Q&A format along with interview questions given by Derrick Cox

The following interview has been compiled from magazine interviews, seminar questions, and responses to e-mail.

It was organized and put into a Q&A format along with interview questions given by Derrick Cox on 5/15/01 specifically for this website.

Derrick: Matt, what have you been up to since your last interview about a year ago?

Matt: Well, same as usual. A lot of training, working on my ground game, teaching, and traveling a lot more. I guess you could say I have, primarily, been concentrating on building the ‘organization’ of the gym.

D: Building the organization. . .what are your long term goals with that?

Honestly, I am ardently anti-goal setting. That may sound weird if you don’t know me well, but I believe that, for me, I cannot be too strict in my vision of what I want to see happen. I have broad ideas for the future, but nothing too strict. That way I can still go with the flow of what happens, stay in synchronicity, so to speak, without being so narrow-minded that I try and force a conclusion that was not meant to be.  My prime rule for my life is that I must always stay true to myself. Since I evolve and change, my goals must evolve and change, also.

So, to state it bluntly, my long-term goal for the gym is just to create a “community of friends”; people who enjoy training as I do, that I can visit around the world. Taking the principle of “Aliveness”, and connecting with others who grasp that. In the long term, that’s how I see the “Organization” being built. Simply a network of friends.

Nothing more spectacular or detailed than that. That’s as deep as it gets.

D: How have your travels been received since the release of your tapes? Have you met many of your critics?

I have never met a critic in person. Sometimes I can notice people within the audience of my seminar that are a little stand offish…wondering what I am about. They arrive with a pre-conceived, negative attitude but it’s always gone by the end of the day. By the end of the day everyone has seen the elephant, and they realize that I, me, Matt, am not an integral part of the process.

D: Seen the elephant, what does that mean?

There is a popular children’s fable about a blind man and an elephant that is told by some of the original JKD instructors. The idea is that three blind men, or blindfolded men, are taken into a dark room and each one touches a different part of the elephant. When one comes out he is ardent that the elephant is actually a snake (as he touched the trunk), another thinks it’s a large rock, etc.

The analogy is said to help explain how all of Bruce Lee’s students saw a different piece of the elephant, and that’s why they may say that JKD is this or that. My joke is that at the SBG I take the student into the room where the elephant is and turn the light on! By the end of the seminar, or a few classes at the gym, everyone knows what the elephant looks like. We know the nature of the beast, good or bad. They cannot be fooled, again, once they get it; once they grasp Aliveness. It only takes one day to show them and it changes the rest of their life.

D: In your travels around the world, now, you have seen the JKD community at large. What would you say the biggest problems still are within the JKD community?
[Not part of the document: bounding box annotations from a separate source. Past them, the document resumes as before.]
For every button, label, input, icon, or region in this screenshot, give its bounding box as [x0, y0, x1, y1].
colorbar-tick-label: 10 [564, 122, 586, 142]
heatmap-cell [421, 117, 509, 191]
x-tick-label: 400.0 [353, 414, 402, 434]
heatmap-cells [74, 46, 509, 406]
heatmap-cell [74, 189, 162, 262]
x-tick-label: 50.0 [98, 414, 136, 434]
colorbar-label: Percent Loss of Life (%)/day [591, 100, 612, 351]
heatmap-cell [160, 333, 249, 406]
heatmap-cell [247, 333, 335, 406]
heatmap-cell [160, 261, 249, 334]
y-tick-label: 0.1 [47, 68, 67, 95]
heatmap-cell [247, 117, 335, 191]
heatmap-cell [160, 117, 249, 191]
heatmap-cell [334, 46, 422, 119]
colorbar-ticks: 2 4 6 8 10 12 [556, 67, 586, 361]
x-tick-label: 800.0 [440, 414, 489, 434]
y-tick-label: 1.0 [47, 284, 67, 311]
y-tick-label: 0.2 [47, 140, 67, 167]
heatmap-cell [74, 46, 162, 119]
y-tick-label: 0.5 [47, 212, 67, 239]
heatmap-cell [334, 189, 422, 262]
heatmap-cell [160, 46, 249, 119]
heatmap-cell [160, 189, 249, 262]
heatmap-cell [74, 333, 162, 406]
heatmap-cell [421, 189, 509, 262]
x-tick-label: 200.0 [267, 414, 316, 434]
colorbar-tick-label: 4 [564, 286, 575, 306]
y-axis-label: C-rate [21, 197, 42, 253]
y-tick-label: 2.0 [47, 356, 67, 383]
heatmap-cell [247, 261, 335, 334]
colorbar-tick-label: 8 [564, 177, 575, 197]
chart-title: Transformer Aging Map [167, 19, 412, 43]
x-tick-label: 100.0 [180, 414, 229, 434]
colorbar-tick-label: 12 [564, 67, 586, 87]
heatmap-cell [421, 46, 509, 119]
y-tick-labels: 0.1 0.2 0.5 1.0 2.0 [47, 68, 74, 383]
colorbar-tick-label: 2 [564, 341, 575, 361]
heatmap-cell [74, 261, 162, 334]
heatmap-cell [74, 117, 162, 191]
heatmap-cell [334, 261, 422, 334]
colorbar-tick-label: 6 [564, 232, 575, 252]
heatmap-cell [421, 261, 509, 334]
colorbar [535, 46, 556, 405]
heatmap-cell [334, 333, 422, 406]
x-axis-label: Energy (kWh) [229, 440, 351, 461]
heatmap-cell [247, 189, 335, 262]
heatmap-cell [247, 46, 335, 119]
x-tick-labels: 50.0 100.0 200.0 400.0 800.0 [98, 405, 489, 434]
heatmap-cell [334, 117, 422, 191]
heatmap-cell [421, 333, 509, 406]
Short answer. . .Aliveness, period. Every JKD concepts person thinks or says they understand it, but then you watch them perform their drills and it’s just more DEAD patterns. Paul Sharp posted a funny story online about how a JKD instructor visited his gym in Illinois and said he had been working “pummeling” and the clinch with a prominent JKD concepts instructor. Paul asked to see, and the guy started demonstrating various switches to go in and out of Hubud, Chi Sau, and The Swim. As Paul said, “Some people can f*%k up a wet dream!”